[pcre-dev] [Bug 1504] DFA matching seems to have regressed, …

Top Page
Delete this message
Author: Philip Hazel
Date:  
To: pcre-dev
Subject: [pcre-dev] [Bug 1504] DFA matching seems to have regressed, causing GLib test failure
------- You are receiving this mail because: -------
You are on the CC list for the bug.

http://bugs.exim.org/show_bug.cgi?id=1504




--- Comment #5 from Philip Hazel <ph10@???> 2014-07-21 16:31:06 ---
On Mon, 21 Jul 2014, Simon McVittie wrote:

> ... the behaviour change in 8.34 that (?P<1>) is no longer supported, which
> also appears to be deliberate,


Yes; Perl made the same change, which is why PCRE followed.

> For this DFA matching (which I will admit I hadn't even heard of before today
> :-), GLib can preserve existing behaviour with the patch that I attached to
> <https://bugzilla.gnome.org/show_bug.cgi?id=733325>; but that doesn't help
> other PCRE users, which could have previously-working code that now fails.


The question is: how many DFA users want to use the multiple matches? My
suspicion, though it is only a suspicion and may well be wrong, is "very
few", if any. It is, however, hard to guess how people use software. In
effect, DFA matching says "Here's the longest match, and by the way, I
noticed these shorter matches starting at the same point, just in case
you are interested." When possessive quantifiers are involved, it
doesn't generate the shorter matches.

The revised auto-possessification that is behind this effect was
introduced in 8.34, which was released last December, and this is the
first time that anyone has raised this issue, though I do know it can
take some time for people to update to new releases.
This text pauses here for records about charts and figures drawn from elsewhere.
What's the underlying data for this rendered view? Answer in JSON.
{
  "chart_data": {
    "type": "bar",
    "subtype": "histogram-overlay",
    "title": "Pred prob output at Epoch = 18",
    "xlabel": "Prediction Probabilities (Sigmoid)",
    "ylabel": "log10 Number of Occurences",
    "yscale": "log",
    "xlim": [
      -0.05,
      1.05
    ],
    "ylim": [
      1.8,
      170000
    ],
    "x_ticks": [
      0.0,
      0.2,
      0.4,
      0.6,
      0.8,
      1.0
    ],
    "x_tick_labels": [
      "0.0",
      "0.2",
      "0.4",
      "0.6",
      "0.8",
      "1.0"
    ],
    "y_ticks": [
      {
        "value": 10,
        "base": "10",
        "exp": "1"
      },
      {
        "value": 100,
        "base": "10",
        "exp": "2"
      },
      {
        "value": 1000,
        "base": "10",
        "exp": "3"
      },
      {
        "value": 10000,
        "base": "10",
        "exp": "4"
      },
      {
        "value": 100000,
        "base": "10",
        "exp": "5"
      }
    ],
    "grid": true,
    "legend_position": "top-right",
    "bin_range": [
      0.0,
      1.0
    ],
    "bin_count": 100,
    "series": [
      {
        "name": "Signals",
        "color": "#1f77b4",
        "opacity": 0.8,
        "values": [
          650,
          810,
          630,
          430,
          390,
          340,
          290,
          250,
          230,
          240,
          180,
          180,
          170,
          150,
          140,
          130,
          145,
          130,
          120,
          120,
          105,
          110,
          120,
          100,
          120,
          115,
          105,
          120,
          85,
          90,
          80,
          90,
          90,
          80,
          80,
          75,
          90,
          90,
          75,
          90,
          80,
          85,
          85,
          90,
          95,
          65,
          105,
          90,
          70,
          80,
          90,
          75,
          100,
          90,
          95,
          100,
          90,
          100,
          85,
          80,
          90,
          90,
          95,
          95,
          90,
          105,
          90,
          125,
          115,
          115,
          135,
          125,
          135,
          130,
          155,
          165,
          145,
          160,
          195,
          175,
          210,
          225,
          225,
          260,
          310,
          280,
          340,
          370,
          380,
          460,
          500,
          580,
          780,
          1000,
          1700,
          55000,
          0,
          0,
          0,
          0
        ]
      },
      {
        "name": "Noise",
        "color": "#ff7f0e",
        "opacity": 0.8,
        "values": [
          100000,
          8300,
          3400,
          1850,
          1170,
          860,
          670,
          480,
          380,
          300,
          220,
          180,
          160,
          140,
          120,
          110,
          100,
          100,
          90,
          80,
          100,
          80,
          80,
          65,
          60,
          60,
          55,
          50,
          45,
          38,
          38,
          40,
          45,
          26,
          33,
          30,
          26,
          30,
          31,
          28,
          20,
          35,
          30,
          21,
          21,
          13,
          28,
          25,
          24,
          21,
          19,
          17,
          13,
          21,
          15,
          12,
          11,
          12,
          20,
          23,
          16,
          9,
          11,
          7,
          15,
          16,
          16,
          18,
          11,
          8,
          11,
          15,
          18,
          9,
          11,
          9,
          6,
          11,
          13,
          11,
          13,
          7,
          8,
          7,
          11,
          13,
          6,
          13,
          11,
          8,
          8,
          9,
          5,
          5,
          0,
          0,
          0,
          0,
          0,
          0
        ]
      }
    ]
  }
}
> For (?P<1>), am I right in thinking there is no solution other than "don't do
> that"?


You are right.

> It would be great if you could offer an opinion on
> <https://bugzilla.gnome.org/show_bug.cgi?id=733325> as to which of the patches
> I attached should be applied to GLib, and which would be better changed in
> PCRE. I think the caseless-matching one is pretty clearly a GLib bug, but I'm
> not so sure about (?P<1>) or DFAs.


I am certain that (?P<1>) should remain as it is, for Perl
compatibility.

The improved auto-possessification does give substantial performance
gains in non-DFA matching - which is why Zoltan implemented it - and
it should (though I am not aware of any measurements) also gives gains
in DFA matching (though you only get the longest match).

However: previously there was *some* auto-possessification already in
the code, and it has been there for some years (since December 2006).
For example, a+b got (and gets) compiled as a++b. The test that you
quoted, ending in a+ is a new case that is recognized by the improved
code. So this issue is not, in fact, a new one, just that there are now
more cases.

For both those reasons I don't think PCRE should be changed.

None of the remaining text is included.